Calderón de la Barca

Segismundo es claro en lo que afirma en su monólogo. Así concluye la obra de Calderón de la Barca y, con ella, el sueño se enfrenta a su mejor pesadilla: que toda la vida es sueño, pero el sueño no es la vida, aunque aquí no lo tenga tan claro.

Hay noches en que el sueño se precipita sobre la vida y hace que abra los ojos como si sintiera que lo estoy viviendo y no es obra de la simple sugestión o resaca de la loca medianoche interior. Entonces sueño con arbotantes, árboles que se simplifican, o que me subo al autobús en la parada de la Espe, o que el hambriento conductor maneja tan rápido que parece que le espera un bocadillo de jamón serrano con aceite de oliva en la próxima cuadra. O también sueño que una mujer desnuda emerge de la más absoluta oscuridad, con una copa de vino añejo entrelazada con los dedos, y la alza majestuosa sobre sus pechos, como si quisiera decirme que ahí está su bodega y de ahí debo beber sigilosamente.

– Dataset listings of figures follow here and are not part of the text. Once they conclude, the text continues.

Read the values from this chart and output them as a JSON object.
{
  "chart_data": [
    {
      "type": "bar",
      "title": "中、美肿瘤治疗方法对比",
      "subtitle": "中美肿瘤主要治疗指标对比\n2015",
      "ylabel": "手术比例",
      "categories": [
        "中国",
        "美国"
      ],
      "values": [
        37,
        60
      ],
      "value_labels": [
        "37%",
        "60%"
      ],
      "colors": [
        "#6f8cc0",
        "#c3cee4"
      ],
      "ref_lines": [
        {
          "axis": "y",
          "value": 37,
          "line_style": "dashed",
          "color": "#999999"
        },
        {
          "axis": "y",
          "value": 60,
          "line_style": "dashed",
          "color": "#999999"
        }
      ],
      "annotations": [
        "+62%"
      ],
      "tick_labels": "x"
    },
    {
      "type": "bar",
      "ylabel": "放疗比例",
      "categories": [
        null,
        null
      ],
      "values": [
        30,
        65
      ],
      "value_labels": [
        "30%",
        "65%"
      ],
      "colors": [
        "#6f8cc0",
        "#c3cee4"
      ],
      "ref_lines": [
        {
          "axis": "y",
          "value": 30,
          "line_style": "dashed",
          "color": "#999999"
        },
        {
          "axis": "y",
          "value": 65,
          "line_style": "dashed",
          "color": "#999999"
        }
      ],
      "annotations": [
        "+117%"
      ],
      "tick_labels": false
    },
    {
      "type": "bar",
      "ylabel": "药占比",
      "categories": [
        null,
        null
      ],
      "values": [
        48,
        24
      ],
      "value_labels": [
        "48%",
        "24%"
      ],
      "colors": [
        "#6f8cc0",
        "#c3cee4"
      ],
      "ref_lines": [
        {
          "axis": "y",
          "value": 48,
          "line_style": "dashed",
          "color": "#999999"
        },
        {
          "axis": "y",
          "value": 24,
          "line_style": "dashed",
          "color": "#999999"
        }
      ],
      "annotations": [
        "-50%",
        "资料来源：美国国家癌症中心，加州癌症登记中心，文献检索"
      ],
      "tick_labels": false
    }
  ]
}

Parece como si el sueño fuera la libertad que el carcelero diurno nos niega, o la salvaje naturaleza con la que el subconsciente nos premia. Puede que después de subirme al autobús o contemple el rostro ávido del chofer en busca su absurdo alimento, me diera por contemplar el paisaje desde la hiriente y oxidada ventana. Una sucesión de lomas hormigonadas y urbanizadas; al fondo, páramos aterrados y viejos volcanes en busca de cielo. De un cielo que en enero es como un corsé de nubes y neveros, de rayos y contraluces, de focos de segunda mano o gotas de lluvia que asoman por los pedestales del centro histórico de Quito. De un cielo que te golpea las sienes como si yo, y no ellos, fuera el volcán, con un cráter europeo en el corazón y unas lomas andinas en el pecho. O asimismo, que después que lamujer desnuda me sorprendiera, sin complejos, y dejara rodar el vino por los estantes, y la copa por los libros, me dijera: déjate de tanta poesía, que no es útil para la práctica. Y entonces, nos diera por levantar una oda a la piel sudorosa, y una égloga a los pies cruzados, y un soneto a la carne mordida, o una cuarteta al monte de Venus, escondido entre bosques de silencio.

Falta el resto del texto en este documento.